Doch in diesem Moment hörten sie Schritte näher kommen und jemand rief nach Raffy. Es war Linus. Die Gelegenheit war vorbei. »Hey«, rief Linus. »Hier drüben. Pack mal mit an.« Evie rappelte sich hoch, damit auch Raffy aufstehen konnte. Linus blickte sich suchend um und sagte dann zu Evie: »Du, du hilfst Martha.« Offenbar kannte er ihren Namen nicht. Er war so begierig auf Antworten gewesen, aber nach ihren Namen hatte er sie nicht gefragt.

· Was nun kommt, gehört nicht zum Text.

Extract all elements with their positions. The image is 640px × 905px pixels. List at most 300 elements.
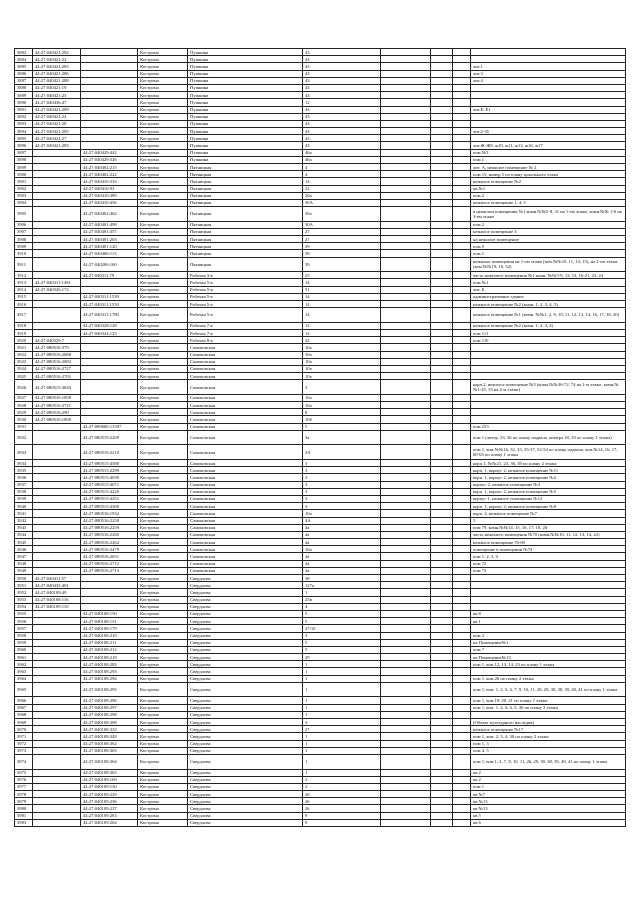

Evie lief zu Martha hinüber, die gerade ein Zelt abbaute. Wie die Zigeuner in den Geschichten ihrer Mutter, dachte Evie, als sie die Heringe aus dem Boden zog. Nie lange an einem Ort, immer auf der Flucht. War das nun ihr neues Leben? War sie unter die Zigeuner gegangen, so wie ihre falsche Mutter immer gewarnt hatte, dass es einmal so weit kommen würde mit ihr?

Sie zog die restlichen Zeltpflöcke heraus, rollte die Bodenplane auf und faltete das Zelt zusammen, so ordentlich sie konnte. Voller Bewunderung sah sie zu, wie Martha es in einem Beutel verstaute, der eigentlich viel zu klein dafür ausgesehen hatte. Während sie zusah, fuhr sie sich mit der Hand versehentlich an die Schläfe, an die neue Narbe, die dort pochte – es war kein Schmerz, es war irgendetwas anderes, etwas, das sie nicht benennen konnte.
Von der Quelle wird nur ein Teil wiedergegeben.